Giving Compass' Take:

• Roy Swan and Darren Walker explain how the Ford Foundation has been using impact investing practices that put racial equity at the center of its work.

• The authors discuss the various ways the foundation is providing capital for justice initiatives. The Ford Foundation is doing this by funding diverse investment managers and forging partnerships with other entities that prioritize racial equity investments.  

• Read more about bringing racial equity to capital markets. 

Throughout this article series, it has been fascinating and encouraging to read the authors’ reflections on the importance of putting racial equity at the center of the impact investing movement—and the most effective ways of doing so at this pivotal moment. In preparing our contribution, we have been thinking about how the Ford Foundation’s use of impact investing tools, and our work on racial equity, have evolved over the past half-century, and how that history informs our path today.

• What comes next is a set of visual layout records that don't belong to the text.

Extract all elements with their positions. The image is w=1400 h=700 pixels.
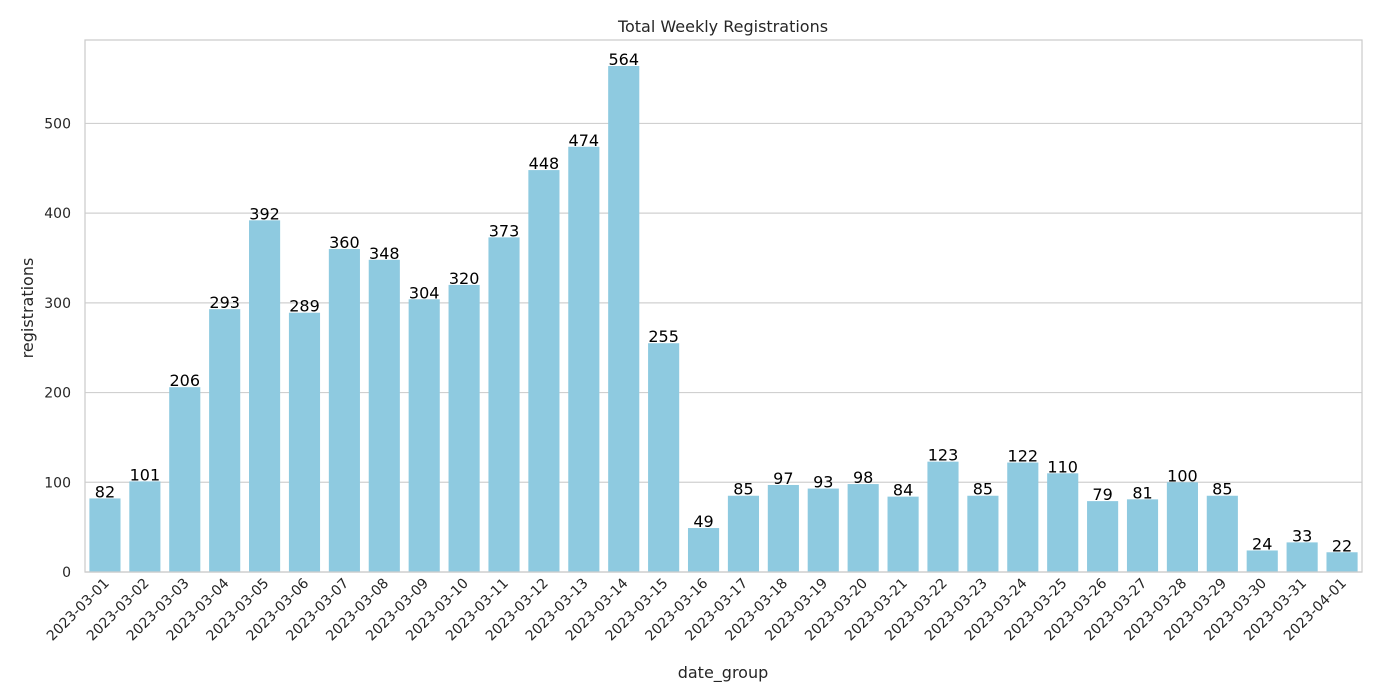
bar xyxy=(568,146,600,572)
bar xyxy=(687,528,720,572)
bar xyxy=(448,284,480,572)
bar-value-label: 85 xyxy=(733,480,753,499)
bar xyxy=(1286,542,1318,572)
bar xyxy=(1047,473,1079,572)
bar-value-label: 320 xyxy=(449,269,480,288)
bar-value-label: 24 xyxy=(1252,534,1272,553)
bar-group xyxy=(89,66,1358,573)
bar-value-label: 289 xyxy=(289,297,320,316)
bar-value-label: 110 xyxy=(1047,457,1078,476)
bar-value-label: 85 xyxy=(1212,480,1232,499)
bar-value-label: 85 xyxy=(973,480,993,499)
x-tick-labels: 2023-03-012023-03-022023-03-032023-03-04… xyxy=(44,575,1350,644)
bar xyxy=(1246,550,1278,572)
bar-value-label: 392 xyxy=(249,204,280,223)
y-tick-label: 200 xyxy=(44,386,71,402)
y-tick-label: 300 xyxy=(44,296,71,312)
bar-value-label: 100 xyxy=(1167,466,1198,485)
bar xyxy=(1007,462,1039,572)
bar-value-label: 98 xyxy=(853,468,873,487)
bar-value-label: 360 xyxy=(329,233,360,252)
bar xyxy=(169,387,201,572)
bar xyxy=(807,488,839,572)
bar xyxy=(1206,495,1238,572)
bar-value-label: 348 xyxy=(369,244,400,263)
bar-value-label: 448 xyxy=(529,154,560,173)
y-tick-label: 0 xyxy=(62,565,71,581)
data-label-group: 82 101 206 293 392 289 360 348 304 320 373 448 474 56… xyxy=(95,50,1352,555)
bar xyxy=(608,66,640,573)
y-tick-labels: 0 100 200 300 400 500 xyxy=(44,116,71,581)
bar xyxy=(129,481,161,572)
chart-title: Total Weekly Registrations xyxy=(617,17,828,36)
bar-value-label: 123 xyxy=(928,446,959,465)
bar-value-label: 33 xyxy=(1292,526,1312,545)
bar xyxy=(967,495,999,572)
bar xyxy=(288,312,321,572)
bar-value-label: 101 xyxy=(130,465,161,484)
y-tick-label: 100 xyxy=(44,475,71,491)
bar xyxy=(1126,499,1159,572)
bar-value-label: 79 xyxy=(1092,485,1112,504)
bar-value-label: 22 xyxy=(1332,536,1352,555)
bar-value-label: 373 xyxy=(489,221,520,240)
bar-value-label: 293 xyxy=(209,293,240,312)
bar xyxy=(249,220,281,572)
bar-value-label: 97 xyxy=(773,469,793,488)
bar-value-label: 81 xyxy=(1132,483,1152,502)
bar-value-label: 206 xyxy=(169,371,200,390)
bar xyxy=(648,343,680,572)
bar xyxy=(488,237,520,572)
bar xyxy=(528,170,560,572)
bar xyxy=(368,259,400,572)
bar-value-label: 255 xyxy=(648,327,679,346)
bar-value-label: 84 xyxy=(893,481,913,500)
y-axis-label: registrations xyxy=(18,258,37,359)
bar-value-label: 474 xyxy=(569,131,600,150)
bar-value-label: 304 xyxy=(409,283,440,302)
bar xyxy=(727,495,760,572)
y-tick-label: 500 xyxy=(44,116,71,132)
bar xyxy=(1087,501,1119,572)
plot-frame xyxy=(84,39,1363,573)
bar-value-label: 49 xyxy=(693,512,713,531)
bar-value-label: 564 xyxy=(608,50,639,69)
bar xyxy=(408,299,440,572)
bar xyxy=(1326,552,1358,572)
bar xyxy=(767,484,799,572)
y-tick-label: 400 xyxy=(44,206,71,222)
bar xyxy=(1166,482,1198,572)
bar-value-label: 122 xyxy=(1008,447,1039,466)
bar xyxy=(89,498,121,572)
bar xyxy=(328,249,360,572)
bar xyxy=(209,309,241,572)
bar-value-label: 82 xyxy=(95,482,115,501)
bar xyxy=(927,461,959,572)
bar xyxy=(887,496,919,572)
bar xyxy=(847,484,879,572)
bar-value-label: 93 xyxy=(813,473,833,492)
x-axis-label: date_group xyxy=(678,663,769,683)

At the height of the United States Civil Rights Movement in the 1960s, the Ford Foundation was looking for new ways to invest its resources in marginalized communities. Already, it had used grants to support individual leaders and institutions—funding research and building fields like public interest law—but it was no secret that it would need to do more to address the tangled root causes of racial inequality.

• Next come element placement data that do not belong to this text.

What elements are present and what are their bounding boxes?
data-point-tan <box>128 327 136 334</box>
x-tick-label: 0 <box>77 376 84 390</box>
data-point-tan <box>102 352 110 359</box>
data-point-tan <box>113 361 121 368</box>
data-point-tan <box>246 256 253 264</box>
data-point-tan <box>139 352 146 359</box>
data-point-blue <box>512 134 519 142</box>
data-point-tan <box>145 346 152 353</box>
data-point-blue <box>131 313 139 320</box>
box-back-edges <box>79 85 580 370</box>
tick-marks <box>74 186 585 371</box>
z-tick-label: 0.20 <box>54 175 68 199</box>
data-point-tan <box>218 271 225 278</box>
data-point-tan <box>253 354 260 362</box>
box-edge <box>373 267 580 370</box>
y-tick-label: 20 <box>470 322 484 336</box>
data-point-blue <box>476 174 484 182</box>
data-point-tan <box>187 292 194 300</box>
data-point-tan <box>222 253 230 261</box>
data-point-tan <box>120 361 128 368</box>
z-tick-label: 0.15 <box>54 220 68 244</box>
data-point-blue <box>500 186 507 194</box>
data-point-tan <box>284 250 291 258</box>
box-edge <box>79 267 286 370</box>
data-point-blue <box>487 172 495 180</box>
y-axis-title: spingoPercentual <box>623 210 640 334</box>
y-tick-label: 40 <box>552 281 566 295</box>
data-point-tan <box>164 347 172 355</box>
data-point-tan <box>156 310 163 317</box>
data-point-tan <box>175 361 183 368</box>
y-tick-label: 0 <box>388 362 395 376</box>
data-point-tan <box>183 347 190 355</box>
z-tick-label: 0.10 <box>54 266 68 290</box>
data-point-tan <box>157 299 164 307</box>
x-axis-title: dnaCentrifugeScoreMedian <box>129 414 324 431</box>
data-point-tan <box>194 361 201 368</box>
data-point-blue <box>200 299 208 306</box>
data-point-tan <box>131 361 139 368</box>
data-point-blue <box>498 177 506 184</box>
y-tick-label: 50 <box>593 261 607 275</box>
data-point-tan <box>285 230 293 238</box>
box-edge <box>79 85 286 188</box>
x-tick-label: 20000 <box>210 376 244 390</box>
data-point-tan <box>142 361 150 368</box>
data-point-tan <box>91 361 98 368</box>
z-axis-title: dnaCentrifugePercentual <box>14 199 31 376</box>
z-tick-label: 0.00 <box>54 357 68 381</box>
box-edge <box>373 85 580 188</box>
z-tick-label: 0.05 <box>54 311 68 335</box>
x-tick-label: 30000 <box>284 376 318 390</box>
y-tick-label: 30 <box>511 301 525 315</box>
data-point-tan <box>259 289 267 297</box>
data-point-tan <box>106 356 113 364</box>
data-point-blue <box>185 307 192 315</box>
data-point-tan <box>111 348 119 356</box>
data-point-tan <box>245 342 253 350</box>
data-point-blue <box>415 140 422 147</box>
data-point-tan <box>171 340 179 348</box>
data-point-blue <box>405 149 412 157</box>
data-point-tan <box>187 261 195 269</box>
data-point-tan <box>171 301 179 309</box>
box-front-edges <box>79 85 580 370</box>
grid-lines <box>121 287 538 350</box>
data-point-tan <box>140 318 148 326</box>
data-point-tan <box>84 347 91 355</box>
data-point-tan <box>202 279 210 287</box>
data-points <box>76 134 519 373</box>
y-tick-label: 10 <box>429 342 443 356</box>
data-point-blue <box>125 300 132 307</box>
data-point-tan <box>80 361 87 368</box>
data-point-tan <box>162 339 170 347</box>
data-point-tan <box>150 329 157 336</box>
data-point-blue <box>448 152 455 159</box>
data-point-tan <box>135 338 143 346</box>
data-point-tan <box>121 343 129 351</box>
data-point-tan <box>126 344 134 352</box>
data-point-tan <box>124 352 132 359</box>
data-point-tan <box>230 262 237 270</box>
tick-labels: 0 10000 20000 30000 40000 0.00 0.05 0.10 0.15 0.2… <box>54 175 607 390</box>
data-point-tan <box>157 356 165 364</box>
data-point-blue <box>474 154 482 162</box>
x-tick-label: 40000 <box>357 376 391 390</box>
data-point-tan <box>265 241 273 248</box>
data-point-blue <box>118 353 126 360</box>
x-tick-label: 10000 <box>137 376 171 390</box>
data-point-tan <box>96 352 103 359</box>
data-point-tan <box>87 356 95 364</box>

In the 50 years since the development of PRIs, the Ford Foundation’s fight for racial equity and our use of new impact investing tools have gone hand in hand. As time has passed and tools and circumstances have changed, we’ve continuously looked for new ways to answer a version of that original question: How do we get more capital to the people and communities who truly need it?

Today, we use many types of resources to address inequality, and specifically racial and gender inequality, in all its forms. These include grants in our gender, racial, and ethnic justice program; PRIs; and mission-related investments committed from our endowment. While our philanthropic investment used to focus on only 5 percent of our resources, we are beginning to unlock the other 95 percent toward this goal, with a recent commitment to allocate up to $1 billion of the endowment for a new mission-related investment strategy.